Good ideas come out of Ohio? Huh, who knew?
For those not in the know, gerrymandering is a practice in which every ten years – after that decade’s census has been taken – political districts are redrawn by the ruling party to give one party and electoral advantage over another.
Depending on whether you support the majority party, gerrymandering is either the greatest injustice or the proverbial cherry-on-top for winning the most recent election. But for everyone else, gerrymandering is the herpes of American politics. You contracted it sometime around 1810 and every ten years – just when you have totally forgotten about it – it flares up ruining democracy. For years the practice has always been a necessary evil in American democracy. Ohio is looking to change that.
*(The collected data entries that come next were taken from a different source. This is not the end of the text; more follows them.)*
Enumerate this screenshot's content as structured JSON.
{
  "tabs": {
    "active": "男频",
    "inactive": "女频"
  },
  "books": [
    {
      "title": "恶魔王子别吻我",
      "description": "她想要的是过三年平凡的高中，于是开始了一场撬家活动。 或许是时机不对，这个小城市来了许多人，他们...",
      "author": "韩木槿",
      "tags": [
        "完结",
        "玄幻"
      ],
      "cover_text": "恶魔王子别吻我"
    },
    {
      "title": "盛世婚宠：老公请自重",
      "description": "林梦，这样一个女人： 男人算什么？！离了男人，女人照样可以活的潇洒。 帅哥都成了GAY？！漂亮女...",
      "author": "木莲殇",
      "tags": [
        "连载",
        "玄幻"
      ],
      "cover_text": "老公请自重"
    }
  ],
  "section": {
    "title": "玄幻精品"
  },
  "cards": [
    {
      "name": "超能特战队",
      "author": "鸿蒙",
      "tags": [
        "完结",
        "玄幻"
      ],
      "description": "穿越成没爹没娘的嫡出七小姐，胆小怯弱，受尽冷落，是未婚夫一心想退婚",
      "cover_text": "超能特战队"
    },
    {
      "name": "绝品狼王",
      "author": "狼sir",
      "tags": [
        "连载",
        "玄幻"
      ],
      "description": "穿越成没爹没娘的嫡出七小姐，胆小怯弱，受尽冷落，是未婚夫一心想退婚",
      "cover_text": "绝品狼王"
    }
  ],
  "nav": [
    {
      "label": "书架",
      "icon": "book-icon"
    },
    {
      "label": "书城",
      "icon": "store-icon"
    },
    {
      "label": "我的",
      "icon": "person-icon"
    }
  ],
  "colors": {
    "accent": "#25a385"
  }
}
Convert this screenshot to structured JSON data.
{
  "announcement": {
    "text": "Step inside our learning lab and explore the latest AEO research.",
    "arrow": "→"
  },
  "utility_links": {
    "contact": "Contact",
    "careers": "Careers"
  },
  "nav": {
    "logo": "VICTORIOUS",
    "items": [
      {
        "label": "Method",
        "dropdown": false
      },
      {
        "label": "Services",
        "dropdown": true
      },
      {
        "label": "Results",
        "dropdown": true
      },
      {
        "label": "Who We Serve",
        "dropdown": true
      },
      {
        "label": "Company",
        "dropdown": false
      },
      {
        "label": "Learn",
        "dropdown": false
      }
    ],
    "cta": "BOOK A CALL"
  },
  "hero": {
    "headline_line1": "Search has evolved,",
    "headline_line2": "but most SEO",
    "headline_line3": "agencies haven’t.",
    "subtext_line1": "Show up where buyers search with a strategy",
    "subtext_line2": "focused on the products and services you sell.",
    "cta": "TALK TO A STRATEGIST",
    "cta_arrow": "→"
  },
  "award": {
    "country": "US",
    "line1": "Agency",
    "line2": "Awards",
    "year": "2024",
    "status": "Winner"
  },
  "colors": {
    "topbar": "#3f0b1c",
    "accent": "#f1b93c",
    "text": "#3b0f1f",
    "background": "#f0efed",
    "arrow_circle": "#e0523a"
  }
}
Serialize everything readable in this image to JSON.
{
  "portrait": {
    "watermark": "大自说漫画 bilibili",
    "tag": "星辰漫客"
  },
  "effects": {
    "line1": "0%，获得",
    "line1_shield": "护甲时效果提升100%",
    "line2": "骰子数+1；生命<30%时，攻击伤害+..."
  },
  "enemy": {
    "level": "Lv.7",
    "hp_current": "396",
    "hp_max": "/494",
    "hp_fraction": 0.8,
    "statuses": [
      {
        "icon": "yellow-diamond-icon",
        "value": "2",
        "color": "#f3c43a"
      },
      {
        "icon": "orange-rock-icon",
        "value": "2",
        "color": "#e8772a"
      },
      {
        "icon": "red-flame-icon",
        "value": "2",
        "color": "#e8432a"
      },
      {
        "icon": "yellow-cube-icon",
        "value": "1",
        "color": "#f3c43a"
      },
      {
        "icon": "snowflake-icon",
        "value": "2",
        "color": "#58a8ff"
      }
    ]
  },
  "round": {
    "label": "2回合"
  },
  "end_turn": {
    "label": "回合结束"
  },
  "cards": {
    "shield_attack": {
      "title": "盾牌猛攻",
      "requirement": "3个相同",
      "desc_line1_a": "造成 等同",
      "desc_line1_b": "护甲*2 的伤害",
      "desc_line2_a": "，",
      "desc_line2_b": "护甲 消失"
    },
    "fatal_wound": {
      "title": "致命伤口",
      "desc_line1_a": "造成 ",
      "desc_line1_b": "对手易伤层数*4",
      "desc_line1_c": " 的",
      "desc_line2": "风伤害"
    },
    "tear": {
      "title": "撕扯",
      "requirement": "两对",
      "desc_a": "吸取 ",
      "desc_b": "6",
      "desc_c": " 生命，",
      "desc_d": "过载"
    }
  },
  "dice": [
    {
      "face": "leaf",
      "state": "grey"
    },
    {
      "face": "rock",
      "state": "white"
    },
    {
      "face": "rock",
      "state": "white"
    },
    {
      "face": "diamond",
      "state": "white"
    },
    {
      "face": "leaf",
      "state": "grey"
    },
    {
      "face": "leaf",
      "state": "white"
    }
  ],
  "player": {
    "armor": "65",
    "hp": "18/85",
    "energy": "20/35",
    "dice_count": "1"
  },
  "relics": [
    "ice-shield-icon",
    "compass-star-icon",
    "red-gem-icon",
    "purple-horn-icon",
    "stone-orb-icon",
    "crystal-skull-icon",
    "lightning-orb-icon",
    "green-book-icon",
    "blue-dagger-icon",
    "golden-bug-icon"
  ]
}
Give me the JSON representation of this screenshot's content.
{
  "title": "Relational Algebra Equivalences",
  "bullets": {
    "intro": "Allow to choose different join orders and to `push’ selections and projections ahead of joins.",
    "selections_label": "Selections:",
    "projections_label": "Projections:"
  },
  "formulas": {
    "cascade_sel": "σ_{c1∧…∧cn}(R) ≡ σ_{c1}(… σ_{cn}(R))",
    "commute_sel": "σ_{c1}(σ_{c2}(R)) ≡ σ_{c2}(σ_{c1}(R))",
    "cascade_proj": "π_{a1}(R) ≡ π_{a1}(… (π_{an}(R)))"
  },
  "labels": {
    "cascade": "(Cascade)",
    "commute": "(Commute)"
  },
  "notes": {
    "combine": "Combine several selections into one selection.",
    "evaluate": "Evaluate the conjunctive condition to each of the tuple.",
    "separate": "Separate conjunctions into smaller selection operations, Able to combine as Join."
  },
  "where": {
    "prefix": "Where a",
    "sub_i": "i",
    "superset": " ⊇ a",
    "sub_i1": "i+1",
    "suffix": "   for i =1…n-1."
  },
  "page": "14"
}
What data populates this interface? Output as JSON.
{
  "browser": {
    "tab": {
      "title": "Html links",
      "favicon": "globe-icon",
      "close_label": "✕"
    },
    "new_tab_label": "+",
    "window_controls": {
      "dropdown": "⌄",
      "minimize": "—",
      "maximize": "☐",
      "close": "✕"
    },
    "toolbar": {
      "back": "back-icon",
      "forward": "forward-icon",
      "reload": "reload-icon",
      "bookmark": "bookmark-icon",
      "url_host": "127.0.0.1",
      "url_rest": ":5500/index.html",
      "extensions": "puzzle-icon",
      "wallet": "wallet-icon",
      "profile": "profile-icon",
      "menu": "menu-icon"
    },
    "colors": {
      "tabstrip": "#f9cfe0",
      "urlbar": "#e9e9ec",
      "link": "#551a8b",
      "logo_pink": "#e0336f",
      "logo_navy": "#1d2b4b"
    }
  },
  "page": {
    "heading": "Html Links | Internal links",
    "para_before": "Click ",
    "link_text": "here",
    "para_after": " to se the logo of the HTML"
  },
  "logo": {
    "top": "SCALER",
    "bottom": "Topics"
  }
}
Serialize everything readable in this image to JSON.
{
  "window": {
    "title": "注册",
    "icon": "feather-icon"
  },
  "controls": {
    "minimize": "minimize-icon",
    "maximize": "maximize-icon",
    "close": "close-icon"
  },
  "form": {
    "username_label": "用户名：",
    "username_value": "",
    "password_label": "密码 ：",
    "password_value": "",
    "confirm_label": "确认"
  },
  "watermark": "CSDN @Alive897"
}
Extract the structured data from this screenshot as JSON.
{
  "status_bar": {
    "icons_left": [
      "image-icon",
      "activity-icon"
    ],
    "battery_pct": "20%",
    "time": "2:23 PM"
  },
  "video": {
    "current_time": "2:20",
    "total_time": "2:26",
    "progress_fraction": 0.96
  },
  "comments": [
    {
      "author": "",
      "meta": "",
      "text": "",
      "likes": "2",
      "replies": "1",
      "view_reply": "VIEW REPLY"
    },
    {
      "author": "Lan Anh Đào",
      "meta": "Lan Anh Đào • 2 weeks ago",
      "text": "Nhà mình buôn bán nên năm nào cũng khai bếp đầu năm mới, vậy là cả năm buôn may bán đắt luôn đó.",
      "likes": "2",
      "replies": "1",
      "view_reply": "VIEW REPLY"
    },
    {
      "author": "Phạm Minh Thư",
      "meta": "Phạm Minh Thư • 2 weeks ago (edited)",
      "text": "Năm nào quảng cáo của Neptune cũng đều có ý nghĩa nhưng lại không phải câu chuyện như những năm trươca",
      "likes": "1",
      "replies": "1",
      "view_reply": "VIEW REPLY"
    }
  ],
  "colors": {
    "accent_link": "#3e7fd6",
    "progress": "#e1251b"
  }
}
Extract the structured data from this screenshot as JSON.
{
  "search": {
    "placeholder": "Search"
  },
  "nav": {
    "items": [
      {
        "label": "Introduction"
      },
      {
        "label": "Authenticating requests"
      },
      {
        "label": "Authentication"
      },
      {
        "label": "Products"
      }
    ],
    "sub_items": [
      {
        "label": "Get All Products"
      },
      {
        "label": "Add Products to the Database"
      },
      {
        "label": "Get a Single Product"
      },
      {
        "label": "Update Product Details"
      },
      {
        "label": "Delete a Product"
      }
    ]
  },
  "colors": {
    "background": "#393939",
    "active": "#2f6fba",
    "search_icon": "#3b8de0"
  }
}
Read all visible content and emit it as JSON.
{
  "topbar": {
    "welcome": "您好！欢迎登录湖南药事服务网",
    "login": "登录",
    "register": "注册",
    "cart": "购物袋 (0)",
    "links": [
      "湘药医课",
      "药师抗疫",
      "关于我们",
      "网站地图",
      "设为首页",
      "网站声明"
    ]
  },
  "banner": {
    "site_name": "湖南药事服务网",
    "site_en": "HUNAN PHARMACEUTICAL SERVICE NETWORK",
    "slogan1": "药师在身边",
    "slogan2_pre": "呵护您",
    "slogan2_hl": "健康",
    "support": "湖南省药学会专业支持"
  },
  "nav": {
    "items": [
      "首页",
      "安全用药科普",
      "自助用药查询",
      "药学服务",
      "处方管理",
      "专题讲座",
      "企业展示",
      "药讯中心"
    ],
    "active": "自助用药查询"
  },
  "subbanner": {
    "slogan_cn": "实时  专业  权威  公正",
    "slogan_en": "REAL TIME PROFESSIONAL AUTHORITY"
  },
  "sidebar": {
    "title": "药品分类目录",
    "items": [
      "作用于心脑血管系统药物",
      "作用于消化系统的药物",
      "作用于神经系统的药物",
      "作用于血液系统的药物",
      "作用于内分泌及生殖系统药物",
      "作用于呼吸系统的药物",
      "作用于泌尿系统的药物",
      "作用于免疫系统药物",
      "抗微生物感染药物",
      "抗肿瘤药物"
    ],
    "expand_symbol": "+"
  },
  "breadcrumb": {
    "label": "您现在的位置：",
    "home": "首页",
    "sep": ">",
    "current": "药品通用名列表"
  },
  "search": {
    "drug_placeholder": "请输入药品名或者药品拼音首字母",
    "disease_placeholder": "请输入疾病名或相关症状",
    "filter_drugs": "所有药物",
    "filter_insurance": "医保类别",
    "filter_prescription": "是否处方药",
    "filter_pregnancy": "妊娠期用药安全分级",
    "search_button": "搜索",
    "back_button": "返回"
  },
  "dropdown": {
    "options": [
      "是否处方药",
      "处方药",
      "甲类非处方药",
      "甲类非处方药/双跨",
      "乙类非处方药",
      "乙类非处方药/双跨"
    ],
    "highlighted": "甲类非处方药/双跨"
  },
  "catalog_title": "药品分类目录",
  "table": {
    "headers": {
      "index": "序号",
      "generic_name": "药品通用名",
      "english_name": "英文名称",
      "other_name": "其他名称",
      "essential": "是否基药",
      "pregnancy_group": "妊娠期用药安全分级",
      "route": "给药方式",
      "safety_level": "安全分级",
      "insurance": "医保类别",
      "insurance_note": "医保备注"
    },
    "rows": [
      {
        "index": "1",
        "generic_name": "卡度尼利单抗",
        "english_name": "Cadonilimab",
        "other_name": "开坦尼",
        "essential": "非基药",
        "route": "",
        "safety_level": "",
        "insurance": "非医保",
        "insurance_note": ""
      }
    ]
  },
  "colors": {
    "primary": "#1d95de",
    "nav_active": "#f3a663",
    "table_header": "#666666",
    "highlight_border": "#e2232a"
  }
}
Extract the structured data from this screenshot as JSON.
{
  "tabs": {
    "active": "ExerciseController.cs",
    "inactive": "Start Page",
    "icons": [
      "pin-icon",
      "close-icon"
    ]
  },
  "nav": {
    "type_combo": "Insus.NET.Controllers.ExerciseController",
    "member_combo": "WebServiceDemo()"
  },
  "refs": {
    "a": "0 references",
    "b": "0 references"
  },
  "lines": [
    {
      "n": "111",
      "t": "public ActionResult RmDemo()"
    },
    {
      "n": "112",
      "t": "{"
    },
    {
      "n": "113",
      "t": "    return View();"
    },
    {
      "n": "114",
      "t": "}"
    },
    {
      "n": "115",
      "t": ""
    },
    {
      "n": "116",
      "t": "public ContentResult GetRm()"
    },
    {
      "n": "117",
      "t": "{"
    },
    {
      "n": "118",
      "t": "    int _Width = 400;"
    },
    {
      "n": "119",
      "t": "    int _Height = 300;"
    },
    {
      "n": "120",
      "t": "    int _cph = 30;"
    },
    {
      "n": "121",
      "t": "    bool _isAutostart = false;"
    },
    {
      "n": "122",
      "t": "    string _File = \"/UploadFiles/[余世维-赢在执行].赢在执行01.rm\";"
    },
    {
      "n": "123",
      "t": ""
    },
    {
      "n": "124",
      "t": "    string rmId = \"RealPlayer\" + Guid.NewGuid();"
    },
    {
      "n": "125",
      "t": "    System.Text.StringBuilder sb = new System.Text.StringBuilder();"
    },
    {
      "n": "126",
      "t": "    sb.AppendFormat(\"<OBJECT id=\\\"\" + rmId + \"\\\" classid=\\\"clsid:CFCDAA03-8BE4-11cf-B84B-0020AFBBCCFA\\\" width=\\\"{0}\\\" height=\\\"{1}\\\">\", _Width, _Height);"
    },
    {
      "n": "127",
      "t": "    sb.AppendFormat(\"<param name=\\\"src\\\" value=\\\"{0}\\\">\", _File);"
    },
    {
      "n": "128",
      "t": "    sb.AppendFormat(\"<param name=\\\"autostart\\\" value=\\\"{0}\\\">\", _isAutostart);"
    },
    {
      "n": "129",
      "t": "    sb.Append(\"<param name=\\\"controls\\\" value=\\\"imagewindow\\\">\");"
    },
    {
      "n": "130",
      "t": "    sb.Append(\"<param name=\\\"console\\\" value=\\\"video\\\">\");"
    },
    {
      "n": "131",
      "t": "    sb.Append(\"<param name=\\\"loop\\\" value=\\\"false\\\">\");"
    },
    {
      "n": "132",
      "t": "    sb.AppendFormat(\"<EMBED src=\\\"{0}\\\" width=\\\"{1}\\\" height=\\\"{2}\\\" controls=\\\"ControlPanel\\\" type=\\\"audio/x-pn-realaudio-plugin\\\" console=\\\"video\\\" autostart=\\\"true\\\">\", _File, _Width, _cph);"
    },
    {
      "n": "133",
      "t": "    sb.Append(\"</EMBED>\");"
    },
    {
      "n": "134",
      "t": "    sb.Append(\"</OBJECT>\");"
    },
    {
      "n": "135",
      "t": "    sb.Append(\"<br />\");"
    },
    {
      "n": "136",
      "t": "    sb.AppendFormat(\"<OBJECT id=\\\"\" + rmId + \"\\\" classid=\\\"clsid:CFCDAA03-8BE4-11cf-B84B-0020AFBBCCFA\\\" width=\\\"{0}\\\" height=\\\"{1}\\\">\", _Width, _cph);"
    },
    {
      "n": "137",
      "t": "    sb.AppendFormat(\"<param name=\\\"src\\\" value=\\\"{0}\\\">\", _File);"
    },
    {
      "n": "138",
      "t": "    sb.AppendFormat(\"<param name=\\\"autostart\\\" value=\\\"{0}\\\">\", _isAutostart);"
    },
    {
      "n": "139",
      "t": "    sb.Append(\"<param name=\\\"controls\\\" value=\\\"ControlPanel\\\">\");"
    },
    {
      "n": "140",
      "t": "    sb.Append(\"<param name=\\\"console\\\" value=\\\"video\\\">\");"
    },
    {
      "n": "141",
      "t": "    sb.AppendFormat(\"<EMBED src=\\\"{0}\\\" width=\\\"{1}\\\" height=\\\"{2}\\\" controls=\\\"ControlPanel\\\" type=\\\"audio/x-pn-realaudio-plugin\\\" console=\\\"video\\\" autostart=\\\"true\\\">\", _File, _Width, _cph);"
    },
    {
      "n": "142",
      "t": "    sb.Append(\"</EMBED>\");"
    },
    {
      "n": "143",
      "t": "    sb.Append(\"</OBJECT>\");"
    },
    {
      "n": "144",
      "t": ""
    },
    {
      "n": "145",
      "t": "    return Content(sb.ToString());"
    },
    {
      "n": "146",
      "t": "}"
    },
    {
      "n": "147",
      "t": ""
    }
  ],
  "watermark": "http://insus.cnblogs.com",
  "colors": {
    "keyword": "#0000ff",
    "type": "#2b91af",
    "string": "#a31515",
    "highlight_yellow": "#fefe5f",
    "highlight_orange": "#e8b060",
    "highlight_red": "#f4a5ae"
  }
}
In Ohio state legislature’s last session, it approved a proposal that would hand over redistricting duties to a bipartisan council. The proposed seven member council would in theory be non-partisan requiring at least two minority party members to participate. The council itself would include the governor, secretary of state, the state auditor, and two legislators from each chamber (making sure that both legislators from a chamber are from opposite parties).
While on the surface it sounds as if nothing has changed there is a slight caveat to all this. If at least two members of the minority party, within the council, don’t agree to the changes, then the newly drawn electoral districts will only be applicable for four years instead of the usual ten. Since the majority party knows that political power could change hands by the time redistricting were to happen again, it would be in their best interest to create a lasting solution while they still have control.
It’s a smart idea and works better than past ideas like California’s independent commission where many reformers have concerns because the California act only benefits moderates. Ohio’s idea would actually make both parties compromise, which could mean fairer elections.
Which is something we all can get behind.